The question of morality and money is too large and hackneyed to be discussed here. I'll just say that everyone takes his own decision to step over something or not. We can observe here surprises as well when people who seemed to be an example of high morality and ethic in 'modest' circumstances became very cynic when being put front of the binary choice earn much or nothing. Women as I see are often a bit more amoral in cases like this though consciousness tortures them for bad actions longer and stronger.
For me personally it is unacceptable to earn money in spheres harming people's health or spoiling their lives. It's a question I solve by saying 'money does smell'. At the same time this kind of profit is legal according to the law. And moreover, someone will earn it there by all means. There's a personal feeling of what you accept and what you can't accept. I think if someone suggests me to earn legal money producing canned goods made of dogs' meat in Korea I wouldn't agree.

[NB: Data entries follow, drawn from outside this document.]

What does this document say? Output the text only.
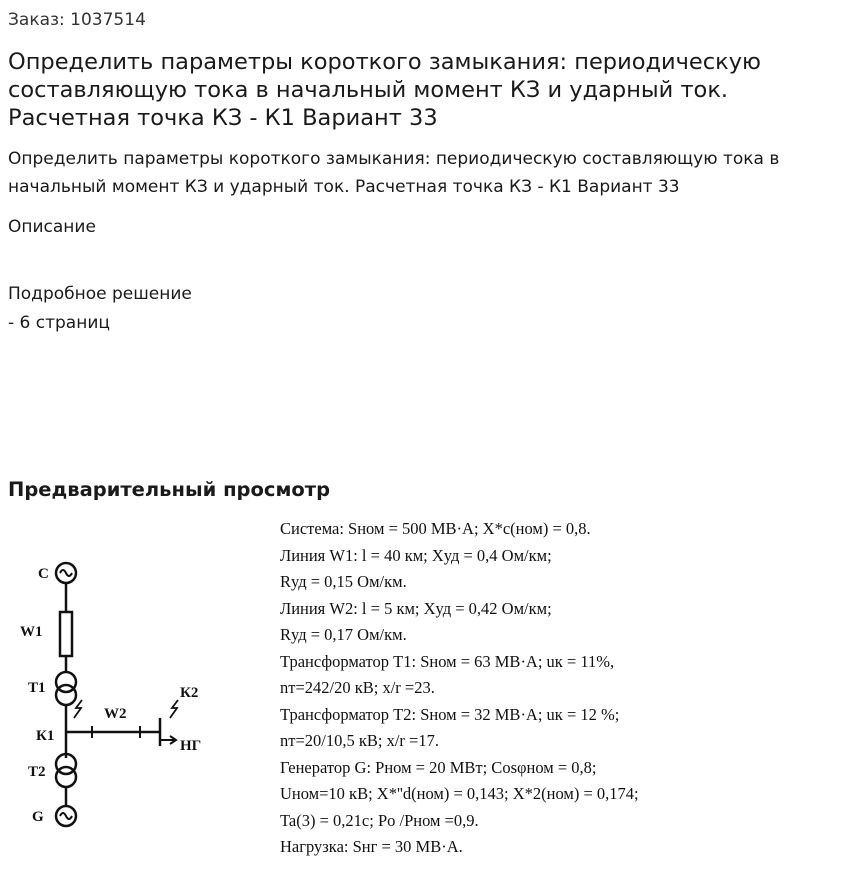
Заказ: 1037514
Определить параметры короткого замыкания: периодическую составляющую тока в начальный момент КЗ и ударный ток. Расчетная точка КЗ - К1 Вариант 33

Определить параметры короткого замыкания: периодическую составляющую тока в начальный момент КЗ и ударный ток. Расчетная точка КЗ - К1 Вариант 33

Описание
Подробное решение
- 6 страниц
Предварительный просмотр
С
W1
T1
К1
W2
К2
НГ
T2
G
Система: Sном = 500 МВ·А; X*с(ном) = 0,8.
Линия W1: l = 40 км; Xуд = 0,4 Ом/км;
Rуд = 0,15 Ом/км.
Линия W2: l = 5 км; Xуд = 0,42 Ом/км;
Rуд = 0,17 Ом/км.
Трансформатор T1: Sном = 63 МВ·А; uк = 11%,
nт=242/20 кВ; x/r =23.
Трансформатор T2: Sном = 32 МВ·А; uк = 12 %;
nт=20/10,5 кВ; x/r =17.
Генератор G: Pном = 20 МВт; Cosφном = 0,8;
Uном=10 кВ; X*''d(ном) = 0,143; X*2(ном) = 0,174;
Ta(3) = 0,21с; Pо /Pном =0,9.
Нагрузка: Sнг = 30 МВ·А.
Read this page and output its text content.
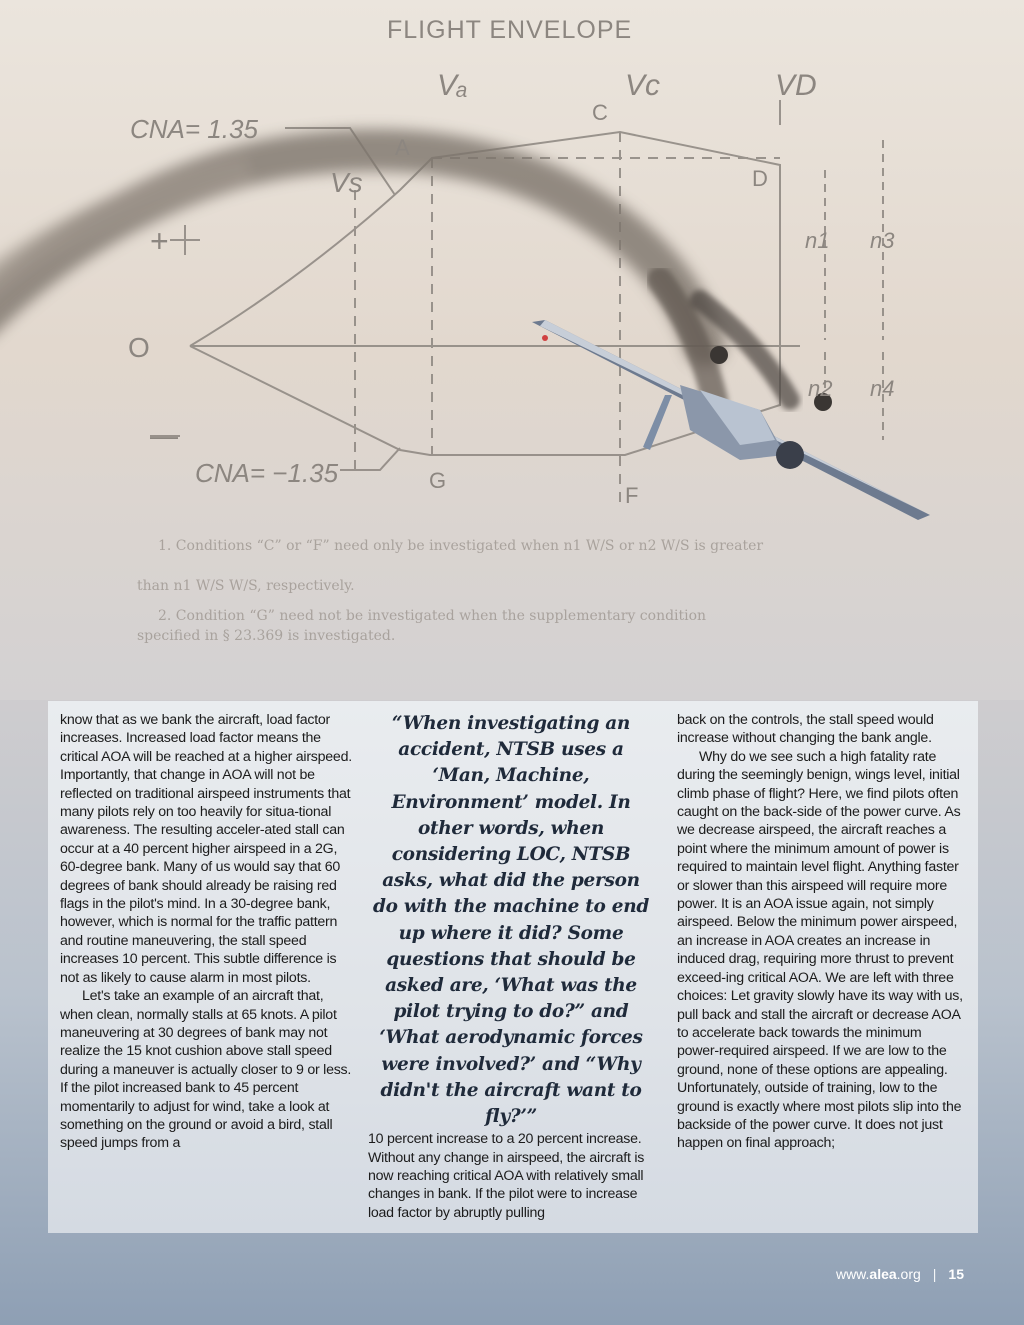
FLIGHT ENVELOPE
Vₐ	Vc	VD
Vs
CNA= 1.35
CNA= −1.35
+
O
—
A
C
D
G
F
n1 n3
n2 n4
1. Conditions “C” or “F” need only be investigated when n1 W/S or n2 W/S is greater
than n1 W/S W/S, respectively.
2. Condition “G” need not be investigated when the supplementary condition
specified in § 23.369 is investigated.

know that as we bank the aircraft, load factor increases. Increased load factor means the critical AOA will be reached at a higher airspeed. Importantly, that change in AOA will not be reflected on traditional airspeed instruments that many pilots rely on too heavily for situa-tional awareness. The resulting acceler-ated stall can occur at a 40 percent higher airspeed in a 2G, 60-degree bank. Many of us would say that 60 degrees of bank should already be raising red flags in the pilot's mind. In a 30-degree bank, however, which is normal for the traffic pattern and routine maneuvering, the stall speed increases 10 percent. This subtle difference is not as likely to cause alarm in most pilots.

Let's take an example of an aircraft that, when clean, normally stalls at 65 knots. A pilot maneuvering at 30 degrees of bank may not realize the 15 knot cushion above stall speed during a maneuver is actually closer to 9 or less. If the pilot increased bank to 45 percent momentarily to adjust for wind, take a look at something on the ground or avoid a bird, stall speed jumps from a

“When investigating an accident, NTSB uses a ‘Man, Machine, Environment’ model. In other words, when considering LOC, NTSB asks, what did the person do with the machine to end up where it did? Some questions that should be asked are, ‘What was the pilot trying to do?” and ‘What aerodynamic forces were involved?’ and “Why didn't the aircraft want to fly?’”

10 percent increase to a 20 percent increase. Without any change in airspeed, the aircraft is now reaching critical AOA with relatively small changes in bank. If the pilot were to increase load factor by abruptly pulling

back on the controls, the stall speed would increase without changing the bank angle.

Why do we see such a high fatality rate during the seemingly benign, wings level, initial climb phase of flight? Here, we find pilots often caught on the back-side of the power curve. As we decrease airspeed, the aircraft reaches a point where the minimum amount of power is required to maintain level flight. Anything faster or slower than this airspeed will require more power. It is an AOA issue again, not simply airspeed. Below the minimum power airspeed, an increase in AOA creates an increase in induced drag, requiring more thrust to prevent exceed-ing critical AOA. We are left with three choices: Let gravity slowly have its way with us, pull back and stall the aircraft or decrease AOA to accelerate back towards the minimum power-required airspeed. If we are low to the ground, none of these options are appealing. Unfortunately, outside of training, low to the ground is exactly where most pilots slip into the backside of the power curve. It does not just happen on final approach;

www.alea.org | 15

Snobbism and jealousy to those who have a bigger financial resource is not necessarily bad. Even though these feelings corrode the soul and poison the body they help to move forward because ambitions and envy are at least cousins. If five people came in cool cars with personal drivers and the sixth burning by vanity drove a simple car himself and wears a watch costing just one hundred dollars it is definitely the same old snobbism but a bit comic.

Some, may be the most occasionally rich people become pinchpenny with time, they become greedy to whatever and money transform to the moral value. When they lose it they feel bad. They enjoy to put it into a box instead of spending, accumulate and feel good 'let it multiply'. These people choose economy class instead of business class because there are 'sanc-tions' and crisis and he already has not thirty millions on his account but twenty eight and a half and though he can spend one hundred fifty thousands monthly for the rest of his life easily he is not comfortable watching the nominal reduce of his fortune because of the bourse's fall even if he knows that falling will change for rising.
It is good when charity is a decision coming from a desire to make something good for others not from vanity. I think that the biggest privilege money can buy is a possibility to decide yourself how to spend it for charity and philanthropy. America has absolutely fantastic museums, exhibitions, hospitals and etc. and mostly because of people invest, spend money for social benefit. In every big American hospital there is a lot of cabinets and clinics named after those who gave their fortune or part of it for the medical development. Same with museums and people do it in their lifetime. It is a big privilege to decide where you want to invest. If you want help animals or a hospital, it is a Protestant logic which unfortunately lacks in Russia, but in Russian Federation and its neighborhood charity's scale grows and it is a positive fact one can't help from enjoying.